The courts gave him a suspended sentence and fined him R3000, but he had also brought the Legislature into disrepute. After much debate, the all-party Privileges Committee suspended him for three months.
He was also fined R3000, but his suspension was really a holiday as the rules did not allow us to stop his pay. Monareng should have slid off into obscurity, but the ANC sent him to parliament in 2004, and chose him to co-chair the committee on the removal of the National Director of Public Prosecutions, Advocate Vusi Pikoli.
It would be hard to imagine a more unsuitable appointment.
A convicted criminal sits in judgment on the fitness for office of a man who received the 2008 international prosecutor of the year award.
Monareng's was the worst breach of the MPL's code of conduct, but the sanctions available to us were unfortunately mild. It was essentially a moral rebuke, but was not taken seriously by the ANC.
I have puzzled long and hard as to why the ruling party has so little regard for setting a good example in how its public representatives behave. It's not just the tolerance of criminality, such as the lack of effective action against MPs implicated in the Travelgate scandal. It's also the insensitivity of indulging in lavish entertainment and expensive overseas trips when so many are unemployed and hungry.
There seems to be little appreciation that every unnecessary upgrade or extravagance means less money for better services for the poor.
There's also the coterie of bodyguards that many Ministers and MECs insist on, and the high-speed blue light brigades that terrorise other motorists. Speed limits just don't apply to such self-important people. It's the arrogance of power, but also an entitlement mentality.
The same ANC leader who told me to go easy on Monareng also said that in the early post-liberation phase we needed to be less harsh on those who failed to adhere to the highest ethical standards.
My contrary view was that we should be stricter so as to set the standard upfront.
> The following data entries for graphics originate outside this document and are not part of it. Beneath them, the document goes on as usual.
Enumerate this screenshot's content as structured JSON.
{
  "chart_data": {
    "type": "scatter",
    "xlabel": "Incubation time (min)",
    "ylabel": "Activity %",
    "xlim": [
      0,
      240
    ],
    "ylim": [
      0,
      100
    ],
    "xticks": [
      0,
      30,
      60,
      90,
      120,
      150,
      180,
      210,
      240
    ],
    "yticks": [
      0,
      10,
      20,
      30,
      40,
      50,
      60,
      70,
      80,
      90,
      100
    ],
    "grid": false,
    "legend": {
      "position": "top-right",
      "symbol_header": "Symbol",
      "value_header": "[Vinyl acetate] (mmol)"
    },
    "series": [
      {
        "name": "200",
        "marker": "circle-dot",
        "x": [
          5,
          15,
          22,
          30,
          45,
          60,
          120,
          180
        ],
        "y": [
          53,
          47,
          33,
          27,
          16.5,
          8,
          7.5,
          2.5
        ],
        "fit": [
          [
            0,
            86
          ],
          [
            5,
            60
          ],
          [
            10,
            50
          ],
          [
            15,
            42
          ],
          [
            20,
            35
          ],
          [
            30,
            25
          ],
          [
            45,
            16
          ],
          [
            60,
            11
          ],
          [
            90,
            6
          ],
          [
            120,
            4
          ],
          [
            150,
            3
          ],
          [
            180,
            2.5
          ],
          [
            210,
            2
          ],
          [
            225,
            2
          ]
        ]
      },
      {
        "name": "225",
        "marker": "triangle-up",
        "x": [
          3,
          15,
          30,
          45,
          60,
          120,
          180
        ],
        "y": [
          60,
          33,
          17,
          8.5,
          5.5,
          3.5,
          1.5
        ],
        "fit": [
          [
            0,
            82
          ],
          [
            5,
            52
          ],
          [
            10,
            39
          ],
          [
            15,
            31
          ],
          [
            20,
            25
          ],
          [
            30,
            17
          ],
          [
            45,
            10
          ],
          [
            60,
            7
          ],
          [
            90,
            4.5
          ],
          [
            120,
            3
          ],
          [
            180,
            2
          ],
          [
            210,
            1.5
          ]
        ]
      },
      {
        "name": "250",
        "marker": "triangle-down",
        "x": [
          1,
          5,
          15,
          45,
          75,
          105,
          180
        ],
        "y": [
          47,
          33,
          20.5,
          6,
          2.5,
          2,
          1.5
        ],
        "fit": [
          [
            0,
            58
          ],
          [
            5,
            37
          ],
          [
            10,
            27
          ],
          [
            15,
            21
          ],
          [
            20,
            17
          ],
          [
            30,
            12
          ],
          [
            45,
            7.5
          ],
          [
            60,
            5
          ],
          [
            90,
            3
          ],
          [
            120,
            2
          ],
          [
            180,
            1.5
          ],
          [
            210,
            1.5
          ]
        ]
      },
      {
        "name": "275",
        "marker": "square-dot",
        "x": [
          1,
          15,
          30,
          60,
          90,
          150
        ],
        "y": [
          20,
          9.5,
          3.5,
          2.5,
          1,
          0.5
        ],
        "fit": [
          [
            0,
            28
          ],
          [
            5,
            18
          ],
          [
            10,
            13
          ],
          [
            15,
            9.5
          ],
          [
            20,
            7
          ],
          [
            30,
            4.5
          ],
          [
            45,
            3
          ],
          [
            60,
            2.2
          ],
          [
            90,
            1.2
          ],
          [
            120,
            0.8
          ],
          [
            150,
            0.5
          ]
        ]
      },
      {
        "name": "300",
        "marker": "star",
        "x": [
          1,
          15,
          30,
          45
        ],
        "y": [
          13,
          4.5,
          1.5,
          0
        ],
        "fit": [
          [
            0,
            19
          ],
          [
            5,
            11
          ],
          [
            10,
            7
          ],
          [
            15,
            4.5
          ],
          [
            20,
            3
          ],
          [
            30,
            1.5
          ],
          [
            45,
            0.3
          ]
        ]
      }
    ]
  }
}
ANC Deputy Chief Whip Bulelani Magwanishe defends Monareng's appointment by saying "the standards that some people advocate are so high that no-one can meet them".
What is so impossibly difficult in avoiding the appointment of a convicted criminal to such a sensitive position?
There seems to be no sense of shame about this at all, but this is probably too much to expect from a party whose senior leaders turned out to bid farewell to former ANC Chief Whip Tony Yengeni when he went to jail for fraud and corruption.
In self-critical moments, however, the ANC has berated the lack of "revolutionary morality", as when Kgalema Motlanthe declared in 2005 that "the central challenge facing the ANC is ... our cadres' susceptibility to moral decay occasioned by the struggle for the control of and access to resources".
I suspect that the problem with "revolutionary morality" is that it is devoted to the collective, rather than individual conscience. Its end goal is the "National Democratic Revolution" that seeks to control everything by means of party deployments that increase opportunities for the abuse of power.
There is no substitute for individual accountability and responsibility. The path to rectitude is that elected representatives should never forget who put them in office.
It should always be "how can I best serve the people", not "look after me, I'm an MP".